- IATA: none; ICAO: none; FAA LID: T74;

Summary
- Airport type: Public
- Owner: City of Taylor
- Serves: Taylor, Texas
- Elevation AMSL: 600 ft (180 m)
- Coordinates: 30°34′22″N 097°26′36″W﻿ / ﻿30.57278°N 97.44333°W
- Website: www.TaylorMunicipalAirport.com

Map
- T74 Location within Texas

Runways
| Direction | Length |  | Surface |
| ft | m |
| 17/35 | 4,000 | 1,219 | Asphalt |

Statistics (2016)
- Aircraft operations (year ending 12/29/2016): 12,000
- Based aircraft: 74
- Source: Federal Aviation Administration

= Taylor Municipal Airport =

Taylor Municipal Airport is a city-owned public-use airport located two nautical miles (4 km) west of the central business district of Taylor, a city in Williamson County, Texas, United States.

The airport is located on Highway 79 and it is an important component of economic development for the City of Taylor and the region. The Texas Department of Transportation Aviation Division has classified the airport as a general utility business service airport.

Airport fly-in events are scheduled several times a year and include aircraft from all over the region.

Lodging, food, and ground transportation at or near the airport include: Best Western Hotel, Mas Fajitas Restaurant and Bar, and Enterprise Car Rental.

== History ==
Originally a grass airstrip built in the 1930s, the runway was paved in the 1970s. The airport was acquired by the City of Taylor in 1998. In 2000, the runway was expanded from 3,000 to 4,000 feet.

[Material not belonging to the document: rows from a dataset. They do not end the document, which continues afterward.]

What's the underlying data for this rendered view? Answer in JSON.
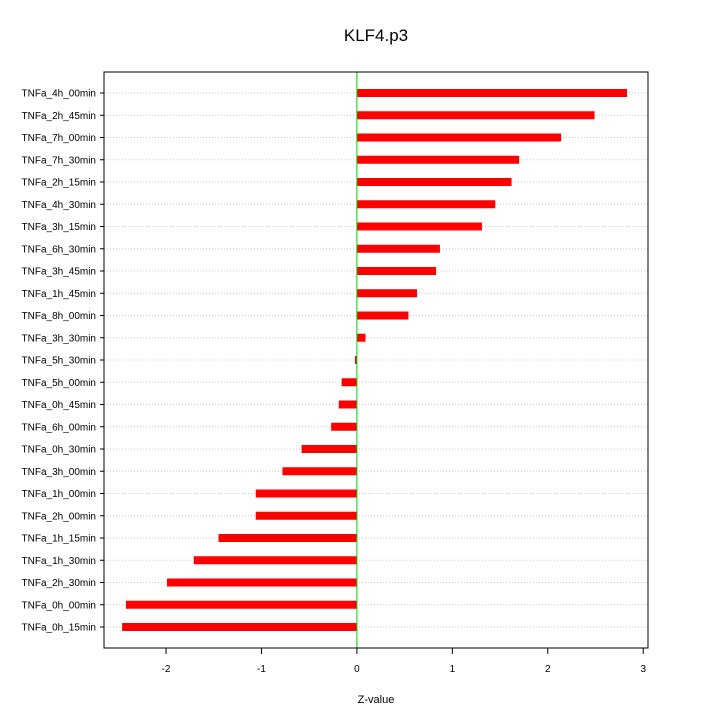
{
  "chart_data": {
    "type": "bar",
    "orientation": "horizontal",
    "title": "KLF4.p3",
    "xlabel": "Z-value",
    "ylabel": "",
    "xlim": [
      -2.65,
      3.05
    ],
    "xticks": [
      -2,
      -1,
      0,
      1,
      2,
      3
    ],
    "xtick_labels": [
      "-2",
      "-1",
      "0",
      "1",
      "2",
      "3"
    ],
    "grid": "horizontal dotted per category",
    "bar_color": "#ff0000",
    "zero_line_color": "#00cc00",
    "categories": [
      "TNFa_4h_00min",
      "TNFa_2h_45min",
      "TNFa_7h_00min",
      "TNFa_7h_30min",
      "TNFa_2h_15min",
      "TNFa_4h_30min",
      "TNFa_3h_15min",
      "TNFa_6h_30min",
      "TNFa_3h_45min",
      "TNFa_1h_45min",
      "TNFa_8h_00min",
      "TNFa_3h_30min",
      "TNFa_5h_30min",
      "TNFa_5h_00min",
      "TNFa_0h_45min",
      "TNFa_6h_00min",
      "TNFa_0h_30min",
      "TNFa_3h_00min",
      "TNFa_1h_00min",
      "TNFa_2h_00min",
      "TNFa_1h_15min",
      "TNFa_1h_30min",
      "TNFa_2h_30min",
      "TNFa_0h_00min",
      "TNFa_0h_15min"
    ],
    "values": [
      2.83,
      2.49,
      2.14,
      1.7,
      1.62,
      1.45,
      1.31,
      0.87,
      0.83,
      0.63,
      0.54,
      0.09,
      -0.02,
      -0.16,
      -0.19,
      -0.27,
      -0.58,
      -0.78,
      -1.06,
      -1.06,
      -1.45,
      -1.71,
      -1.99,
      -2.42,
      -2.46
    ]
  }
}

== Facilities and aircraft ==
Taylor Municipal Airport covers an area of 106 acre at an elevation of 600 feet (183 m) above mean sea level. It has one runway designated 17/35 with a 4,000 by 75 ft (1,219 x 23 m) asphalt surface.

For the 12-month period ending December 29, 2016, the airport had 12,000 aircraft operations, an average of 33 per day, all of which were general aviation. At that time there were 74 aircraft based at this airport: 70 single-engine and 4 helicopter.